Слово это хлестнуло, как удар бича. Звук его еще долго стоял в ушах. И снова наступила тишина. Это была очень сильная тишина, потому что внутри каждого была буря.
К столу пробралась Матрена Васильевна Сорокина. Она стояла, высокая, прямая, широкогрудая, и смотрела в упор на президиум, вполуоборот от собрания:
— Товарищ Крючков! Ваня! Ответь, сынок, хорошо… Андрей! — обратилась она в средину. — Ответь и ты. Мужики с ума посходят — не знают, где правда. Скажите прямо: овец, кур, коров — будут обсуществлять или не будут? Будут гнать силой или не будут? Нутренность у мужика может не выдержать. Ну?.. Скажите, чтоб и Дыбин слыхал. Эй, Дыбин!.. Дыбин! — крикнула она в собрание, выискивая глазами. — Желаем, чтоб и тебе ответили. Разевай рот — сейчас вкладывать будут.
От дверей крикнули:
— Ушел твой Дыбин. Выскочил как угорелый…
— Какой это «мой»? — огрызнулась Матрена Васильевна, — Нужен он мне как пластырь на здоровый глаз.
Крючков ответил:
— Ложь и клевета. Ни о какой коммуне разговора нет — мы говорим об артели. Это главное. Ни коровы, ни овцы, ни куры обобществляться не будут. Точно говорю. Силой гнать никто не будет. Отвечаю за свои слова головой. — Но он все-таки ничего не сказал о письме, где сказано о решениях сходок, «обязательных для всех». Еще на партийном собрании он понял, что Некрасов обошел эти три слова. Да и не имел он права разглашать письмо, адресованное партячейке. Его поразило, откуда мог знать обо всем этом Дыбин, но эту мысль он оставил до будущего. Закончил он ответ просто: — Мы решим здесь, как быть. За вами слово.

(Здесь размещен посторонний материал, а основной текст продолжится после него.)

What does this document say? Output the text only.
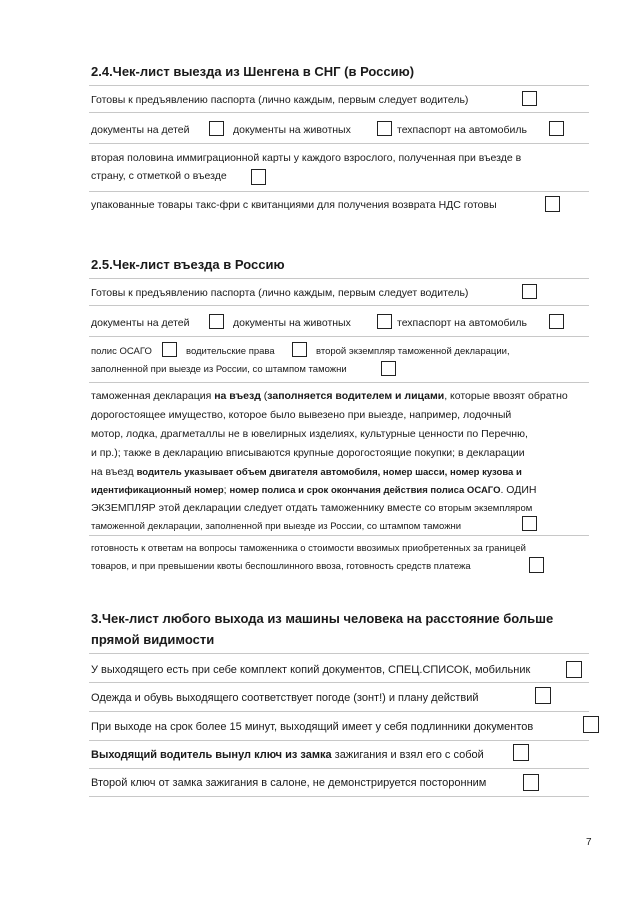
2.4.Чек-лист выезда из Шенгена в СНГ (в Россию)
Готовы к предъявлению паспорта (лично каждым, первым следует водитель)
документы на детей	документы на животных	техпаспорт на автомобиль
вторая половина иммиграционной карты у каждого взрослого, полученная при въезде в
страну, с отметкой о въезде
упакованные товары такс-фри с квитанциями для получения возврата НДС готовы
2.5.Чек-лист въезда в Россию
Готовы к предъявлению паспорта (лично каждым, первым следует водитель)
документы на детей	документы на животных	техпаспорт на автомобиль
полис ОСАГО	водительские права	второй экземпляр таможенной декларации,
заполненной при выезде из России, со штампом таможни
таможенная декларация на въезд (заполняется водителем и лицами, которые ввозят обратно
дорогостоящее имущество, которое было вывезено при выезде, например, лодочный
мотор, лодка, драгметаллы не в ювелирных изделиях, культурные ценности по Перечню,
и пр.); также в декларацию вписываются крупные дорогостоящие покупки; в декларации
на въезд водитель указывает объем двигателя автомобиля, номер шасси, номер кузова и
идентификационный номер; номер полиса и срок окончания действия полиса ОСАГО. ОДИН
ЭКЗЕМПЛЯР этой декларации следует отдать таможеннику вместе со вторым экземпляром
таможенной декларации, заполненной при выезде из России, со штампом таможни
готовность к ответам на вопросы таможенника о стоимости ввозимых приобретенных за границей
товаров, и при превышении квоты беспошлинного ввоза, готовность средств платежа
3.Чек-лист любого выхода из машины человека на расстояние больше
прямой видимости
У выходящего есть при себе комплект копий документов, СПЕЦ.СПИСОК, мобильник
Одежда и обувь выходящего соответствует погоде (зонт!) и плану действий
При выходе на срок более 15 минут, выходящий имеет у себя подлинники документов
Выходящий водитель вынул ключ из замка зажигания и взял его с собой
Второй ключ от замка зажигания в салоне, не демонстрируется посторонним
7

— Я скажу, — воспрянул Матвей Степаныч. — Так давайте: кто за колхоз — поднимем руки и останемся тут, в школе, а кто против — пущай до дому уходит.
— Правильно!
— Идет так! — откликнулось собрание отдельными голосами.
— Голосую! — ухватился за это предложение Василий Петрович.
Снова все стихло. Решалось! Надо было поднять руку и остаться или не поднимать и уйти. Уйти нетрудно, но зачем? Чтобы снова не спать ночей и думать, думать, думать — что же делать?
— Голосую! — повторил еще раз председатель собрания. Вдруг он увидел в глазах многих того самого раздвоенного человека, знакомого по своим думам, и прервал самого себя: — Нет, подождите! Речь скажу и я. — Неожиданно для всех он сжал кулаки, потряс ими над головой и зычно выдавил все, что было в его силах и способностях: — Не можно так жить! С тоски пропадешь! — И сразу же тише: — Знамо дело, боязно, но… начинать надо все равно. Я… останусь тут. — И уже в третий раз, спокойно, поправив бороду, торжественно сказал: — Голосую!.. Кто за колхоз… поднимем руки, товарищи. — И поднял свою, первую, она возвышалась над всеми, широкая, трудовая ладонь.